En août 2004, Pékin approuve formellement le programme de porte-­avions demandé depuis déjà quarante ans par le grand modernisateur de la marine, Liu Huaqing. Le bombardement américain de son ambassade à Belgrade en 1999 décide la direction politique, jusque-là réticente. L’erreur plaidée par Washington ne convainc pas, et le pays est horrifié que les États-Unis, perçus comme technologiquement infaillibles, aient pu se déterminer à prendre des vies chinoises.

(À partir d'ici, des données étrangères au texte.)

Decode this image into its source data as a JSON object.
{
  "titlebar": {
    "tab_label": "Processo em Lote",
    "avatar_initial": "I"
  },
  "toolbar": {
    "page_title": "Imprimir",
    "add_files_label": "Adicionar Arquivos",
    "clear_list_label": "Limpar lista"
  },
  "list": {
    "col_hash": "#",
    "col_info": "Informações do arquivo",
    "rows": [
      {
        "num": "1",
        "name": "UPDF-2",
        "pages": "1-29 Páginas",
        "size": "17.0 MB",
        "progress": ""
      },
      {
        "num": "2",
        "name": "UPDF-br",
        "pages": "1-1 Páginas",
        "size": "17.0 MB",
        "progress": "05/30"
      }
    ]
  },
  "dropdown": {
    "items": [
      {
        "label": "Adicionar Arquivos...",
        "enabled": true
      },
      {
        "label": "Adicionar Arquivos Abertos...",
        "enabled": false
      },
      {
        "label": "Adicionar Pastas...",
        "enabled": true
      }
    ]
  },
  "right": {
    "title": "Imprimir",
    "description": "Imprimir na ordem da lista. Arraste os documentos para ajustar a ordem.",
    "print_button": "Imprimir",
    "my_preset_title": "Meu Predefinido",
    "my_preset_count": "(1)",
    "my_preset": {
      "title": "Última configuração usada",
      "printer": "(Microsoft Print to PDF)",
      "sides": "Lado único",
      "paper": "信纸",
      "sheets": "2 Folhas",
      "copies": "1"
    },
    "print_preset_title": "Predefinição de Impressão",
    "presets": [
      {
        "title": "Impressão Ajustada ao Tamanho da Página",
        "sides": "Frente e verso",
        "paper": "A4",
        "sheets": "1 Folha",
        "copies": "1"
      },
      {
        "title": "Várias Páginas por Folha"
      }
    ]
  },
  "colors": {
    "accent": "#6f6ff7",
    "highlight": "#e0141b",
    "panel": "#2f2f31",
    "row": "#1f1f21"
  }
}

Deux décennies plus tard, la Chine s’apprête à admettre au service son troisième porte – avions, comparable à un Forrestal, mais avec des catapultes électromagnétiques, ainsi qu’un quatrième porte – hélicoptères d’assaut. Sur les deux premiers, la formation des pilotes s’intensifie. Au-delà de l’objectif fondamental, dissuader Taïwan sécessionniste, ces plateformes annoncent des capacités de projection globales pour le centenaire de la République populaire, en 2049.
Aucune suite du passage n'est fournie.